INSERT INTO `employees` (`id`, `emp_id`, `name`, `email`, `gender`, `salary`) VALUES
(1, 2230, 'John Doe', 'jdoe@test.com', 'M', 20000),
(2, 2624, 'Robert S', 'roberts@test.com', 'M', 10000),
(3, 9654, 'Joe Stewart', 'jstewart@test.com', 'M', 40000),
(4, 2262, 'Julie Agarwal', 'sagarwal@test.com', 'F', 25000),
(5, 2471, 'Amanda J', 'amandaj@test.com', 'F', 18000),
(6, 2230, 'John Doe', 'jdoe@test.com', 'M', 20000),
(7, 9654, 'Joe Stewart', 'jstewart@test.com', 'M', 40000);
     
ALTER TABLE `employees`
  ADD PRIMARY KEY (`id`);

ALTER TABLE `employees`
  MODIFY `id` int(11) NOT NULL AUTO_INCREMENT, AUTO_INCREMENT=8;

Structure of the employees table and the inserted data are given below:

employees table structure to show example of duplicate rows

Table data:

employees table data to identify duplicate rows in sql

You can see there are duplicate rows above as marked by arrows.

We will use phpMyAdmin SQL query window to write and execute the queries.

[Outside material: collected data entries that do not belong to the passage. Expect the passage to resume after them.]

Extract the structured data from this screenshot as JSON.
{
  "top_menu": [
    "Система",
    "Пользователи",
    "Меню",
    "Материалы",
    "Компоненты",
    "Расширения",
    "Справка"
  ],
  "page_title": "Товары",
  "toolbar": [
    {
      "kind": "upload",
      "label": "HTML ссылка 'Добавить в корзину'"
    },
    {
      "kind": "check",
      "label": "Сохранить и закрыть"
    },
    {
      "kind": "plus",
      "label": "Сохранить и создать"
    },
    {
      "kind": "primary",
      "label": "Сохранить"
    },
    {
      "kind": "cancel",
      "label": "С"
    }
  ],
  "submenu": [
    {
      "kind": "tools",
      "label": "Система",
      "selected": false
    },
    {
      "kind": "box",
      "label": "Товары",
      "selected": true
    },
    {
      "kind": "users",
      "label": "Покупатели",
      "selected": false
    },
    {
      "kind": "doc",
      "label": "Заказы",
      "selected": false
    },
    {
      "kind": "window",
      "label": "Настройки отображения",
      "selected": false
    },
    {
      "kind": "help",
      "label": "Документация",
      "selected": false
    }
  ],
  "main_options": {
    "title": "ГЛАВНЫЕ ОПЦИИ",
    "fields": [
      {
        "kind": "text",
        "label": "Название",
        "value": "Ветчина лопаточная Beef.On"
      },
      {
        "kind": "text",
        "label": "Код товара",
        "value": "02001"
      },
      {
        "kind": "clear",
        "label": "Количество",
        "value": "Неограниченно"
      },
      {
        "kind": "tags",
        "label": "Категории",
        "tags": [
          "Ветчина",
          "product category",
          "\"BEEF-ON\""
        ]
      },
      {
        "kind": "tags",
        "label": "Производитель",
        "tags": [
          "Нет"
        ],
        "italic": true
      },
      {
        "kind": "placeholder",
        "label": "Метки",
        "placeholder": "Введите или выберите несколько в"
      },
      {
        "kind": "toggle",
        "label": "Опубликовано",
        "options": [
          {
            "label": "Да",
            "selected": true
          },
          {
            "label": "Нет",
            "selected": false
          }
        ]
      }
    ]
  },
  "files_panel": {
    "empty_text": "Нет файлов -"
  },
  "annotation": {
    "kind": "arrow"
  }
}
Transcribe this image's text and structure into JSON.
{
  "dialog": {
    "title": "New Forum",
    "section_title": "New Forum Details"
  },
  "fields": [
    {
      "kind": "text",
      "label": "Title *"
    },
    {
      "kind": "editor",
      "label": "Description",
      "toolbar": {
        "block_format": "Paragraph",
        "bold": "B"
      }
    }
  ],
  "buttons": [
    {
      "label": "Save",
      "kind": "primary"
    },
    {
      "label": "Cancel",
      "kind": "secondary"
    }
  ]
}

To identify the duplicate rows, we will use below SQL statement:


  SELECT emp_id, name, email, gender, salary, count(*)
  FROM employees
  GROUP BY emp_id, name, email, gender, salary
  HAVING count(*) > 1

You can see we are selecting count of rows along with the columns for which we want to get the duplicates and using GROUP BY on those columns. Then we are using HAVING clause with count more than one. After executing the above query, we get below results:

employees table structure to show example of dupliacte rows

You can see the query has identified the duplicate rows with count as 2 for two rows, now how to delete these duplicates rows?.

MySQL query to delete duplicate rows from a table

We want to keep the row that was created first and remove the one created later. This means we want to delete the row with higher id. So, if you look at the table data, our delete statement should delete the last two rows which are unwanted, i.e., rows with id 6 and 7 should be deleted.

Delete Statement 1


DELETE FROM employees
WHERE EXISTS (SELECT 'x' FROM employees emp
              WHERE  employees.emp_id = emp.emp_id
              AND employees.name = emp.name
              AND employees.email = emp.email
              AND employees.gender = emp.gender
              AND employees.salary = emp.salary
              AND employees.id > emp.id)

After executing the above query, we get below results:

mysql query to identify duplicate rows

If you now look at the table data we see that rows with id 6 and 7 are deleted. Duplicate rows are removed now.

mysql query to show duplicate rows in a table

Delete Statement 2

Another way to delete the duplicate rows is to select the MIN(id) in a subquery and delete other rows which are not in the list of min ids. See the below SQL statement:


  DELETE FROM employees
  WHERE id NOT IN (SELECT MIN(id) FROM employees 
                  GROUP BY emp_id, name, email, gender, salary)

Delete duplicate data in SQLWatch YouTube Video

Conclusion

SQL statements with GROUP BY and HAVING clauses can be used to identify the count of rows with the same data for one or more columns. These are very useful to identify duplicates. We have discussed the SQL statement to identify the duplicate rows and then another SQL statement to delete only the duplicate rows. I hope, this will be useful for you.